Movement ecology has rapidly advanced owing to recent developments of animal-attached devices and wide applications of sophisticated statistical and machine learning techniques in analysis of animal movement data. Global Positioning System (GPS) transmitters used for estimating animal locations and tri-axial accelerometers used for measuring the 3-dimensional accelerations of animal's motion aid researchers in collecting location and locomotion data at fine spatial and temporal scales. Machine learning and other advanced statistical methods bridge conceptual models to data, providing insights into ecological and physiological mechanisms underlying animal behavior and movements. This study reviews the general principles and applications of state space models, hidden Markov models, random forests, and support vector machines in the inference of animal behavior from movement data.
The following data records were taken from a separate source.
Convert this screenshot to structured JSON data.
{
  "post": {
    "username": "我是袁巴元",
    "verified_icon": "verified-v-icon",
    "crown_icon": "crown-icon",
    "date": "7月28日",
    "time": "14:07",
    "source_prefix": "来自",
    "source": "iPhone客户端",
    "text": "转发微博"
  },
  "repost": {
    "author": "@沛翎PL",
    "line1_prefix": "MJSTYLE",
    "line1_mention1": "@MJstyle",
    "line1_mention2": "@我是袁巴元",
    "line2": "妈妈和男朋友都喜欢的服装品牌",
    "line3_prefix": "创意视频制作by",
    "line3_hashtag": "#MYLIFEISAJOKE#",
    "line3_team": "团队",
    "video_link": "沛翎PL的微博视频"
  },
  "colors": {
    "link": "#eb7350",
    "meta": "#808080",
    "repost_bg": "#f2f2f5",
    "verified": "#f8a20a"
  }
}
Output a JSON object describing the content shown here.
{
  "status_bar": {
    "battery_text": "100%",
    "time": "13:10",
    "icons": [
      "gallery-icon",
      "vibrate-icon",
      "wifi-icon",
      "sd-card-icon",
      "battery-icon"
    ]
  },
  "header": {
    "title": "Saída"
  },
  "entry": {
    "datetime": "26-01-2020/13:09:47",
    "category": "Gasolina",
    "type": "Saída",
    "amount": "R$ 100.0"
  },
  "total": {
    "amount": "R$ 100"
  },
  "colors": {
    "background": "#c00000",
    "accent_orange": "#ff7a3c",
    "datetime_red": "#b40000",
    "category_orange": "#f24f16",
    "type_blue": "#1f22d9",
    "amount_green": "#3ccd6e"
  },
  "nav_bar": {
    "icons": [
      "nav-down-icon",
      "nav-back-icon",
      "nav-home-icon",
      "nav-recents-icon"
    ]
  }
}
Unsupervised learning algorithms, including Bayesian state space models implemented for robust correlated random walk models and hidden Markov models, help infer different behavioral modes using GPS location data. State space models can account for measurement error in GPS locations and estimate the true locations of animals; however, without including movement-state switching, state space models do not infer behavioral modes directly. On the contrary, hidden Markov models estimate the probabilities that animals switch between different behavioral modes. Nevertheless, hidden Markov models neither directly estimate animal locations nor account for measurement error explicitly. Supervised learning algorithms integrate data on locations and directional accelerations with synchronized behavioral observations (i.e., labels) to classify behaviors to pre-defined behavioral categories. Unlike unsupervised learning, supervised learning requires behavioral observations to label locations and accelerometer data to train the learning algorithms. However, behavioral observations synchronized with relocations and acceleration records are often missing or unattainable in many species, hindering the applications of supervised learning, making unsupervised learning a suitable tool for behavioral annotation of movement paths in secretive (cryptic) or less studied species. Environmental and behavioral annotations of animal movement paths by machine learning improve understanding the effects of environmental conditions on animal movements and behavioral decisions.